Peygamberimizin ve dört halîfesinin zamanlarında bulunmayıp da, dinde sonradan meydana çıkarılan, uydurulan söz, yazı, usûl ve işler, reformlar.

Dinde yeni ortaya çıkan şeylerden kaçınınız. Çünkü bu yeni şeylerin hepsi bid'attir. Bid'atlerin hepsi dalâlettir. Yoldan çıkmaktır. (Hadîs-i şerîf-Ebû Dâvûd)

Bir millet, dîninde bir bid'at yaparsa, Allahü teâlâ, buna benzeyen bir sünneti yok eder. Kıyâmete kadar bir daha geri getirmez. (Hadîs-i şerîf-Dârimî)

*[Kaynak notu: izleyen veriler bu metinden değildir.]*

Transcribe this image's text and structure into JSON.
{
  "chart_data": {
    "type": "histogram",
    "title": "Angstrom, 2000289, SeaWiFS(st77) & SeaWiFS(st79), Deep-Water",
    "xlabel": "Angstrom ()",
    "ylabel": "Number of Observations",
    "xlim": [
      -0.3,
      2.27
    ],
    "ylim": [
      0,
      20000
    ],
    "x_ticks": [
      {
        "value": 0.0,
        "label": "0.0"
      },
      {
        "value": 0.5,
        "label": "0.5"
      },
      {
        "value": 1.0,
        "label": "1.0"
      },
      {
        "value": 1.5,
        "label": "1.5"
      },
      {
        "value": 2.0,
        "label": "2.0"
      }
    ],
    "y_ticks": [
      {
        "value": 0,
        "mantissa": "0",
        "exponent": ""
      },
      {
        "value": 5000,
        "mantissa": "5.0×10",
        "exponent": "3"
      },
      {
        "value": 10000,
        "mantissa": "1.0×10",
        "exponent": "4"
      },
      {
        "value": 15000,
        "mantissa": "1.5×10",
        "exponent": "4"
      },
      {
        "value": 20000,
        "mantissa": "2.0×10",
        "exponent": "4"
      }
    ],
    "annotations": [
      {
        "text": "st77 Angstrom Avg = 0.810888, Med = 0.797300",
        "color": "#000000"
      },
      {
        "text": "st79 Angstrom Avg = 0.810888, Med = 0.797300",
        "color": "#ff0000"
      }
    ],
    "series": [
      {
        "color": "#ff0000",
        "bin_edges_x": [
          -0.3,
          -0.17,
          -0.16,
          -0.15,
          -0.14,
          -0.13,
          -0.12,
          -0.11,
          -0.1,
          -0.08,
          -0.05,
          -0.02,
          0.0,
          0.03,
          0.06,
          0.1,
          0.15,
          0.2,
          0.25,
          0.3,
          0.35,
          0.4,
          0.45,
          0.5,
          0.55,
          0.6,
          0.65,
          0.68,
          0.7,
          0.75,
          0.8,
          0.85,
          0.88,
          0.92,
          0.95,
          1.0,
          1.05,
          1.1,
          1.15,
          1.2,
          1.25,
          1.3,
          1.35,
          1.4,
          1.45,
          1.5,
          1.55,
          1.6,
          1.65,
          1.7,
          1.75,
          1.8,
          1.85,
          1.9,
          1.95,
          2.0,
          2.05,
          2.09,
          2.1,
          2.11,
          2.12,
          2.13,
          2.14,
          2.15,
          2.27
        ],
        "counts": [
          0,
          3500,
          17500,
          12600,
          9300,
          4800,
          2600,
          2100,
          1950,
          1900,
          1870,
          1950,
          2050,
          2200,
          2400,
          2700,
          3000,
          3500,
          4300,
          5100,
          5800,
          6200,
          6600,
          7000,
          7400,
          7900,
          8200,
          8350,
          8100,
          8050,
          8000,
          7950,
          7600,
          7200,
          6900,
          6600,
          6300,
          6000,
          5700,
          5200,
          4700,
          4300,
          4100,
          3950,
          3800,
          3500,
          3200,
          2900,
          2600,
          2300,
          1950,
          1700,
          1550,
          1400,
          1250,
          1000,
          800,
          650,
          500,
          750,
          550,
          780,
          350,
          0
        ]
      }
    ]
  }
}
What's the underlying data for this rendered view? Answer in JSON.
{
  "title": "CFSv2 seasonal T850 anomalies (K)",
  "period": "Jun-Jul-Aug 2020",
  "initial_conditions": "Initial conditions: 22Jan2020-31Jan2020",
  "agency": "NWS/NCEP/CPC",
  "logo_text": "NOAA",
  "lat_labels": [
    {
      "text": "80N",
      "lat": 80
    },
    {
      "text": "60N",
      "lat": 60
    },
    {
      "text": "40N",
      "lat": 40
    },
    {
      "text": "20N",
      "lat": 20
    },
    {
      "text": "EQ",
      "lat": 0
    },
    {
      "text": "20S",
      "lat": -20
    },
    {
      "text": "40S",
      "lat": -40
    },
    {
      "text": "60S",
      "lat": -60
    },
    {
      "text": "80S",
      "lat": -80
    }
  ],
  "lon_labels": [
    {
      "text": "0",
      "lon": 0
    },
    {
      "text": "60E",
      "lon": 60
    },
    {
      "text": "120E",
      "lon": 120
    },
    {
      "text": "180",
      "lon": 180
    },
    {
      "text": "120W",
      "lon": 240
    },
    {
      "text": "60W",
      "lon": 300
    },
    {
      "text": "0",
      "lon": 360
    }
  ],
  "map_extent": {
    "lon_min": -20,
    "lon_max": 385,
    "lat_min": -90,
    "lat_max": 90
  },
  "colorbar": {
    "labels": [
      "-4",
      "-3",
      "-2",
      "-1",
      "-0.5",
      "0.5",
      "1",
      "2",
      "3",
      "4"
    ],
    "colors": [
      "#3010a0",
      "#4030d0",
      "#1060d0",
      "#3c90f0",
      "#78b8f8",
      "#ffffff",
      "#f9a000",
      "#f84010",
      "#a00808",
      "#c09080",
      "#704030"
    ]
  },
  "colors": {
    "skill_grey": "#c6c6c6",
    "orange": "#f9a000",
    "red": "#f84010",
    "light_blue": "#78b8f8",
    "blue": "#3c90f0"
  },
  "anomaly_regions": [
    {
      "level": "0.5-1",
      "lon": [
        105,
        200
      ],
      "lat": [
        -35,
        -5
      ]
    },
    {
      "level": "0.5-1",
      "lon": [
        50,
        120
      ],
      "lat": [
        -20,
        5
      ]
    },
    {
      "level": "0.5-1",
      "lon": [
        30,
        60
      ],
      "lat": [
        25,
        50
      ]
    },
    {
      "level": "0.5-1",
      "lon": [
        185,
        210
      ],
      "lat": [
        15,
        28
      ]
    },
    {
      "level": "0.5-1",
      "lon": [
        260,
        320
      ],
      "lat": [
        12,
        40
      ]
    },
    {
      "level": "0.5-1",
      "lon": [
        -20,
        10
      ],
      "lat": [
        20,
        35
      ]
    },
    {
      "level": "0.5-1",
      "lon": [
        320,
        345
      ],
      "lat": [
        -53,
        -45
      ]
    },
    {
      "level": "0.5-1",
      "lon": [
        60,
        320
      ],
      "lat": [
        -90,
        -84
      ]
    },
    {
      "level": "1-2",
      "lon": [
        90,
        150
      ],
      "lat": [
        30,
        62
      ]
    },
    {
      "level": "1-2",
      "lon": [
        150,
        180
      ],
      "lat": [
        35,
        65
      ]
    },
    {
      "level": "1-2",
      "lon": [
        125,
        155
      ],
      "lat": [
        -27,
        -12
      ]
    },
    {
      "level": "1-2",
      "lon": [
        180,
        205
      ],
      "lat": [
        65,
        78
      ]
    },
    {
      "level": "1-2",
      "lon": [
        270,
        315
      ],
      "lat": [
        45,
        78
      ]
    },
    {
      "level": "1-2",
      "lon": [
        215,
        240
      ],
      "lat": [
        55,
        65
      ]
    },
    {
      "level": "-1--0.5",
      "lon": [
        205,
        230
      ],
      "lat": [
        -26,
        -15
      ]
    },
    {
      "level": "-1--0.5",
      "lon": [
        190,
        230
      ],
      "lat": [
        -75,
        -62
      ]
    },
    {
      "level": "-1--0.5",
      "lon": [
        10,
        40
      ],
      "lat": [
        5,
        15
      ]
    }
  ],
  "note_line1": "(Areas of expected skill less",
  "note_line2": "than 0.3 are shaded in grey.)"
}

Sünnete giden yol; bid'atten kaçmak, Eshâb-ı kirâmın icmâ'ına (söz birliğine) uymak, bozuk din adamlarından uzaklaşmak, bir Allah adamını tanımak ve eserlerini okumaktır. (Ebû Ali Hasen Cürcânî)

Değiştiremeyeceğim bir bid'atı görmektense, mescidde söndüremiyeceğim bir ateşi görmeyi tercih ederim. (Ebû İdrîs Havlânî)

Bid'atin terki, sünneti yerine getirmekten iyidir. Bid'atin yaygın olduğu, sünnetin terk edildiği bu karanlık zamanda, ilim öğrenmek, öğretmek ve yaymak en önemli iştir. Resûlullah'ın sünnetini ihyâ etmek maksadların en büyüğüdür. Bu dünyâ amel, iş, ibâdet yeridir. (İmâm-ı Rabbânî)

Bid'at Ehli:

Peygamberimizin sallallahü aleyhi ve sellem ve Eshâb-ı kirâmının yolundan (Ehl-i sünnet îtikâdından) ayrılanlar. Bid'at sâhibi. Îtikâdda (îmânda) ve amelde (ibâdette) dinde olmayan yenilikler ortaya çıkaran kimseler, dinde reformcular.

Allahü teâlâ, bid'at ehlinin orucunu, haccını, ömresini, cihâdını, adâletini kabûl etmez. (Hadîs-i şerîf-İbn-i Mâce)

Bid'at ehli, bid'atinden vazgeçinceye kadar, Allahü teâlâ tövbesini kabul etmez. (Hadîs-i şerîf-Taberânî)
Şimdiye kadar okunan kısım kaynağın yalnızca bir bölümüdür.